I’ve long suspected that executive action through agency directive was not a durable pathway to responding to climate change (or any matter). The recent supreme court decisions are telling us that the only durable response to women’s rights, environmental and health protection and social justice is through legislation. We are being told by this Supreme Court to set clearer rules for them to judge by. So, let’s get organized and let’s get clear on the rules we want our local, State and National communities to live by.Our collective voice just became a lot more important. My hope is that we, as a community of Architects, can gather our focus amongst our membership to describe the future we want to see.

Christopher Forney | Principal
BRIGHTWORKS SUSTAINABILITY

*****

 

Cindy Robert, Rainmakers LLC (AIA Oregon Lobbyist)

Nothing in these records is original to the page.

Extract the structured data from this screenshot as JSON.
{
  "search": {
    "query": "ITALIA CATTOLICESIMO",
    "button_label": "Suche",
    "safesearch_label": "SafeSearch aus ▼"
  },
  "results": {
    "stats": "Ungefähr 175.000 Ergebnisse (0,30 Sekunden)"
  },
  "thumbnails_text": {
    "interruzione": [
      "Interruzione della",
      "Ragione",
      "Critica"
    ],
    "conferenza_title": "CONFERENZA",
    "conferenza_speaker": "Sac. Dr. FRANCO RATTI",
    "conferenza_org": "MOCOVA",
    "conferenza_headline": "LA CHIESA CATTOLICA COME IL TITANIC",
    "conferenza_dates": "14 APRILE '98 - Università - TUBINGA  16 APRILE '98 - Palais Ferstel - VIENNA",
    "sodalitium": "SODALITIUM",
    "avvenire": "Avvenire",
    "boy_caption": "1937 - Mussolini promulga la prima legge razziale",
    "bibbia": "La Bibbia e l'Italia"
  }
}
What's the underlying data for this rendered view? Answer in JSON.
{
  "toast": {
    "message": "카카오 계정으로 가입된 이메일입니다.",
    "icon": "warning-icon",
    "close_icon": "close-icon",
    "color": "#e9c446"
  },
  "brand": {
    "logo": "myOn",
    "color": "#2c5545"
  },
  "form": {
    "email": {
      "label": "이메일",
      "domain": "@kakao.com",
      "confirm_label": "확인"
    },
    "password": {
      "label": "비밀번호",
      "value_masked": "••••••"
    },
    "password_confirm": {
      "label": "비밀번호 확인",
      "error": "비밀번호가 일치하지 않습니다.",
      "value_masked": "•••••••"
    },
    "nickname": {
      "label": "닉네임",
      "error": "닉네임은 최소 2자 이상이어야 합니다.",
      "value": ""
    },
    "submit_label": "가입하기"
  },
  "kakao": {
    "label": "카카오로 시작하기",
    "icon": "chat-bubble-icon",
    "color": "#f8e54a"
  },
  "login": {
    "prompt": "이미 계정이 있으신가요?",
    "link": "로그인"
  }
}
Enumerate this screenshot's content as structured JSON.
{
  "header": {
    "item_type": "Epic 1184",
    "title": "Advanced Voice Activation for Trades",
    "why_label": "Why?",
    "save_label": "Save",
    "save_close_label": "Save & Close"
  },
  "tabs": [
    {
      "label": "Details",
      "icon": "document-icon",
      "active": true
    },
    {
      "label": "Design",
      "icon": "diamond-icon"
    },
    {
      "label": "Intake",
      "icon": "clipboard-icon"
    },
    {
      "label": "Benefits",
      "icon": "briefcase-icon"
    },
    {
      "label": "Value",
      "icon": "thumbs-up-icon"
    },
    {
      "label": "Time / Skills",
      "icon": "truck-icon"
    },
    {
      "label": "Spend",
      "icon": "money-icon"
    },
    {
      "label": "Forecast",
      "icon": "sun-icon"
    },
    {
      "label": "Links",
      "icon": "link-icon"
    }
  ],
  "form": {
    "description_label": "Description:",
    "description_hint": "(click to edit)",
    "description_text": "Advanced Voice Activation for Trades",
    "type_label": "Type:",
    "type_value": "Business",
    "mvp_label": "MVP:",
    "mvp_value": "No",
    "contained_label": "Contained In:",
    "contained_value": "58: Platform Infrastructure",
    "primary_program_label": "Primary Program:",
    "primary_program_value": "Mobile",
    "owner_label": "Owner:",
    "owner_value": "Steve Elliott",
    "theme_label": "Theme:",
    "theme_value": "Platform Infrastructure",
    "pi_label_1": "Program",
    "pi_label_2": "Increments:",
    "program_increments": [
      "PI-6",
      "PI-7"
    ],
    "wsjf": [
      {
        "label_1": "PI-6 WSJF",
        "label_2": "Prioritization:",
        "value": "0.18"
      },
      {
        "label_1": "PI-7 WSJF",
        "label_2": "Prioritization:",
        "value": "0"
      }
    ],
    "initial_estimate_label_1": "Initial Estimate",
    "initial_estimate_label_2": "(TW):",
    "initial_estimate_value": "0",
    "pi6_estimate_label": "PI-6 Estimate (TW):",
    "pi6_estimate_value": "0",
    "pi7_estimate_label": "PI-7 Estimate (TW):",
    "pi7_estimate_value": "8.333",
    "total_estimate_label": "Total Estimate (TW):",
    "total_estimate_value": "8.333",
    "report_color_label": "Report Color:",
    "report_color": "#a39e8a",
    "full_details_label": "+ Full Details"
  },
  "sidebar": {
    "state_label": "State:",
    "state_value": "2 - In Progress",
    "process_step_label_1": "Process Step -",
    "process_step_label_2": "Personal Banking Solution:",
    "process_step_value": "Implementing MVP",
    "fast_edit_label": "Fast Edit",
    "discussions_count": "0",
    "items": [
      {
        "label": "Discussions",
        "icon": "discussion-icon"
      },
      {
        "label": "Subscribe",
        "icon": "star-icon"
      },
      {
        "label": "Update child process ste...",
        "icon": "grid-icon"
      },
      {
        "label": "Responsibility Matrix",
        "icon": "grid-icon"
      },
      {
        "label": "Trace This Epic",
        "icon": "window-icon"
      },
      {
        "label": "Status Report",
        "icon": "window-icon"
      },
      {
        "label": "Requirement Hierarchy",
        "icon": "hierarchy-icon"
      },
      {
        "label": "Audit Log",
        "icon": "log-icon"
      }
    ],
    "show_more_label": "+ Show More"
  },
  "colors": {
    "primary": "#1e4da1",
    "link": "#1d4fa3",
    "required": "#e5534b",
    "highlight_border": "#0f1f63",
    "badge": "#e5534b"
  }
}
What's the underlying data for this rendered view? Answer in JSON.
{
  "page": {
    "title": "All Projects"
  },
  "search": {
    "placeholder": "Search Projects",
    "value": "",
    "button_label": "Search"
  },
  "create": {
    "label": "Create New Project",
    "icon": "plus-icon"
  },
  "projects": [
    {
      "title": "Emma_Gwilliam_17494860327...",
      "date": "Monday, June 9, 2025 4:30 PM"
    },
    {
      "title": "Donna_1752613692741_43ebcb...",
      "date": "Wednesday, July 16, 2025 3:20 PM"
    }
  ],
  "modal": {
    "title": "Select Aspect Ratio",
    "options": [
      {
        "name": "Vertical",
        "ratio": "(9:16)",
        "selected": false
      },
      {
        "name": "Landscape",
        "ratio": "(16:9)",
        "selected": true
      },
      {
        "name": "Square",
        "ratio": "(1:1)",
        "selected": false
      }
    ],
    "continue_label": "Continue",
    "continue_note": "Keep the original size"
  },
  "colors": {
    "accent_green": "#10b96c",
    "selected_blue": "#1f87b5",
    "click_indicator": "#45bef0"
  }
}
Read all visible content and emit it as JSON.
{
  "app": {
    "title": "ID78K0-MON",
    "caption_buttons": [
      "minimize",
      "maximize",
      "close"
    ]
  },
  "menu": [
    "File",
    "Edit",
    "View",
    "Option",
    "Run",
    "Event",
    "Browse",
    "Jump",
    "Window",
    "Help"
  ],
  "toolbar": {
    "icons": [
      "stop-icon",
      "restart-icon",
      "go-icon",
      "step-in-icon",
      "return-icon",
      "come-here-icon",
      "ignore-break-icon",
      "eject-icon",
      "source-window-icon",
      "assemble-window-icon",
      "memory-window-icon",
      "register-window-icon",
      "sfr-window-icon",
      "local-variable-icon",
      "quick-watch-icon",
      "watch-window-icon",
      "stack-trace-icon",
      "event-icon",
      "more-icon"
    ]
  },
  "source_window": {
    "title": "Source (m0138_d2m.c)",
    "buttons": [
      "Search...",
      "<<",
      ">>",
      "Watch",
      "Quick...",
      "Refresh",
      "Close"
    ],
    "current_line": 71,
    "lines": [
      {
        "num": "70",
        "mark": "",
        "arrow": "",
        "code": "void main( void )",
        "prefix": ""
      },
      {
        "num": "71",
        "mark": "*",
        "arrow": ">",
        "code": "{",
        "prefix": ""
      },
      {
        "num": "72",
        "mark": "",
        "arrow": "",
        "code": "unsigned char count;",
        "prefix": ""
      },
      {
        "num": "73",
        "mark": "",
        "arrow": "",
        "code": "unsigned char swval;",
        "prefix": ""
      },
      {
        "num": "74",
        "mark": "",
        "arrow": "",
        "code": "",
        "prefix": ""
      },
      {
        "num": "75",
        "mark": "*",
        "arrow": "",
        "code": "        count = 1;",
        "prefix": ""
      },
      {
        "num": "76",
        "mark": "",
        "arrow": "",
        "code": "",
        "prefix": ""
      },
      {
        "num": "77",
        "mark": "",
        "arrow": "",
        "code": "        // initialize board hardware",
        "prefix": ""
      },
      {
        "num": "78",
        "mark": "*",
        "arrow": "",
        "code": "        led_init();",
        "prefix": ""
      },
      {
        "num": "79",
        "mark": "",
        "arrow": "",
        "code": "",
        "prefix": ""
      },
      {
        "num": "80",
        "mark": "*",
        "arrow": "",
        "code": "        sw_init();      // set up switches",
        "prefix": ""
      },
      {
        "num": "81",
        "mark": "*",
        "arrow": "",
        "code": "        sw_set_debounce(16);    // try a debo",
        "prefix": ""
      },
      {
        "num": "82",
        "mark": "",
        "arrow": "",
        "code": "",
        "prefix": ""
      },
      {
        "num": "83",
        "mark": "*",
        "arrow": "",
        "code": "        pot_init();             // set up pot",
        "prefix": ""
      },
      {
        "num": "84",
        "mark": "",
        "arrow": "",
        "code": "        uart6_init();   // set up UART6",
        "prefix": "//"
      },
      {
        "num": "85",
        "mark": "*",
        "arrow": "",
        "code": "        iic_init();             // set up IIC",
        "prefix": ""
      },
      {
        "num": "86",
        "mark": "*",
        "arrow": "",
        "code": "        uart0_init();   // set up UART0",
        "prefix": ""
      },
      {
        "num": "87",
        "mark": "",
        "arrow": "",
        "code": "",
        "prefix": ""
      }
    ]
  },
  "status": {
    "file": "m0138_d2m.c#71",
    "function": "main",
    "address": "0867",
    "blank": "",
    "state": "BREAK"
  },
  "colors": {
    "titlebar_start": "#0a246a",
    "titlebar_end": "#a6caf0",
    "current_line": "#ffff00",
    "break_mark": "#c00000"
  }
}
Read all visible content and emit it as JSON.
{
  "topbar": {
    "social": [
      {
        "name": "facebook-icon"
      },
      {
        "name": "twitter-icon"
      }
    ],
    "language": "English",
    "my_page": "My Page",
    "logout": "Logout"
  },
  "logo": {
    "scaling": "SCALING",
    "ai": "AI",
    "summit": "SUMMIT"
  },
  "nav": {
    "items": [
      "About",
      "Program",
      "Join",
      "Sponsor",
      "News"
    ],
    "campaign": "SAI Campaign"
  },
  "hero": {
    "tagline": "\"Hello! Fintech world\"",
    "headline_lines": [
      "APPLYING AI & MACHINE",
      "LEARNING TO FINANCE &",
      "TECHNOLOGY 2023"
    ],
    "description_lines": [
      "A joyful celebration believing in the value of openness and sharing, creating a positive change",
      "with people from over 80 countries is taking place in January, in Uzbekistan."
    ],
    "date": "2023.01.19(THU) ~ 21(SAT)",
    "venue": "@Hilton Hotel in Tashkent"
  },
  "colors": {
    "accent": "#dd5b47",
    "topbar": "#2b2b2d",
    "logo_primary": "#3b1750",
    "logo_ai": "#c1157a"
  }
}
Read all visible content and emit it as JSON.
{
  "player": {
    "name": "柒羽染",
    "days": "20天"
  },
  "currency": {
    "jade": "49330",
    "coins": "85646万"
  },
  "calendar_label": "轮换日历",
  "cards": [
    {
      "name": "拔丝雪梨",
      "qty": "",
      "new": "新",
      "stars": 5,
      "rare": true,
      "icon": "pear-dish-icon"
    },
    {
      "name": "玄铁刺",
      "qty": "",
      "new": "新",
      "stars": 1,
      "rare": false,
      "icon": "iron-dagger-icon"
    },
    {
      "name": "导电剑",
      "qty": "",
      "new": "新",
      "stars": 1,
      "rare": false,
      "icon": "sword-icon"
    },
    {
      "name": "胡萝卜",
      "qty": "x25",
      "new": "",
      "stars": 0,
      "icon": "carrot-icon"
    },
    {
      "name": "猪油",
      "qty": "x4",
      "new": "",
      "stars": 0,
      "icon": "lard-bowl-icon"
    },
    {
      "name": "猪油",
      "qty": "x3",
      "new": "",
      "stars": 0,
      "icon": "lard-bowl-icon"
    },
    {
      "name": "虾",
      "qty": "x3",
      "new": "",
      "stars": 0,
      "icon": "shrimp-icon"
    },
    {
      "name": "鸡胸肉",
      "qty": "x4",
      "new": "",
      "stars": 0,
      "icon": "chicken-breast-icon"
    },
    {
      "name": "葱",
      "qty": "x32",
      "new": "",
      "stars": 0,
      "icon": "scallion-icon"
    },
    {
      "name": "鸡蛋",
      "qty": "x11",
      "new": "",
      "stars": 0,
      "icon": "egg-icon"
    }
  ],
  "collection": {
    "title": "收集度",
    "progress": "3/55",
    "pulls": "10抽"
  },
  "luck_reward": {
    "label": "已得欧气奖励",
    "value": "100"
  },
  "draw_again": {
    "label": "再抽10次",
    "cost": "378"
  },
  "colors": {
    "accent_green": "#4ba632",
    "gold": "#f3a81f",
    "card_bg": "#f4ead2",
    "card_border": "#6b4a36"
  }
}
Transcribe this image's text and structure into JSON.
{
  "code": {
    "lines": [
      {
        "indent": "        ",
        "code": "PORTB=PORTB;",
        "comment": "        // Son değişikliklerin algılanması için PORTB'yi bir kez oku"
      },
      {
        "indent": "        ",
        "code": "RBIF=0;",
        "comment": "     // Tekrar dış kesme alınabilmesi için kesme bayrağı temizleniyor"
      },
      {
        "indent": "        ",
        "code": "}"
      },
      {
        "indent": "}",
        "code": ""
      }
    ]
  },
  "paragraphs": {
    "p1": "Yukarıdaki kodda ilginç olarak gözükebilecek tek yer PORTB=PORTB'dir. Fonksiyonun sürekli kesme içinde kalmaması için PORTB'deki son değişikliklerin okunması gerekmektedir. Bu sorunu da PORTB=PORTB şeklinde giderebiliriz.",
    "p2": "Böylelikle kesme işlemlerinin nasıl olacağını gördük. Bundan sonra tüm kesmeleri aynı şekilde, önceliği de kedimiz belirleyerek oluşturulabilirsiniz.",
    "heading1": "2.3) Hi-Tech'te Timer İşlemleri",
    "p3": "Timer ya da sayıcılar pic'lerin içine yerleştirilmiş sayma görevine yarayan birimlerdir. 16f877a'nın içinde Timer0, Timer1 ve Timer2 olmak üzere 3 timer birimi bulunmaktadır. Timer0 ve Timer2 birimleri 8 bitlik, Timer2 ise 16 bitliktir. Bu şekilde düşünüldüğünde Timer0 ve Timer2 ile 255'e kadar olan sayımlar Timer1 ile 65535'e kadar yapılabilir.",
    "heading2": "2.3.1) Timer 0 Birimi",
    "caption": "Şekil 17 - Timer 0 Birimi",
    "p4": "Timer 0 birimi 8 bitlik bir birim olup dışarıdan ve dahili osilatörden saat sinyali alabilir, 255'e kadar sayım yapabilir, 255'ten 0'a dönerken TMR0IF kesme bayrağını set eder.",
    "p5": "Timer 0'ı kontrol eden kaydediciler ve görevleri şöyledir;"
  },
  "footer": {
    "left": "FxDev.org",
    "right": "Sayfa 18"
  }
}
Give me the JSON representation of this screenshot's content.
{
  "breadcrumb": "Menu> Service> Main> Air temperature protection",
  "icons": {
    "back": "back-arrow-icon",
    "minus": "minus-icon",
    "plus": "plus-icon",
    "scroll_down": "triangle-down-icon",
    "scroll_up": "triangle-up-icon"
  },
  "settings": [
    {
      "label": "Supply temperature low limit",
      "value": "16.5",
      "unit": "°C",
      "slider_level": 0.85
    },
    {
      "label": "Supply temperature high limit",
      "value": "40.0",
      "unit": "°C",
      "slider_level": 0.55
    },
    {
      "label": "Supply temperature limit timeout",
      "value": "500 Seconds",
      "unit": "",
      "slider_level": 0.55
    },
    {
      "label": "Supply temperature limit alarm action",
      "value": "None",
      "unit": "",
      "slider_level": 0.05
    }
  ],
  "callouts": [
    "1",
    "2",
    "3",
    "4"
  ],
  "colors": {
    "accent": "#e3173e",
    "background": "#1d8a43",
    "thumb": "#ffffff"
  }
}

State Wildfire Risk Mapping now available – a proactive measure to prevent and respond to the growing threat of wildfires.
The searchable map shows the wildfire risk of properties across the state. Anyone can plug in their address and see where their property falls on a risk spectrum. The map was made by a collaborative that included the state’s Department of Forestry, the U.S. Forest Service and Oregon State University as part of Senate Bill 762 (2021 legislative session). That bill, passed during the 2021 Legislative session, ordered state agencies to undertake a slate of measures to modernize and improve wildfire preparedness through three key strategies: creating fire-adapted communities, developing safe and effective response, and increasing the resiliency of Oregon's landscapes. The bill is the product of years of hard work by the Governor's Wildfire Council, the Legislature, and state agencies.

At its core, the wildfire risk map is a tool to help inform decision making and planning related to mitigating wildfire risk for communities throughout Oregon and making it a reality has been an immense lift. Every tax lot in Oregon is assigned a wildfire risk classification. Knowing their level of wildfire risk will assist homeowners in identifying mitigation actions that can help protect their homes and communities. For homes that fall within the WUI and are classified as high or extreme risk, there will be required mitigation actions. The Office of the State Fire Marshal is working on defensible space codes and the Building Codes Division is working on home hardening codes.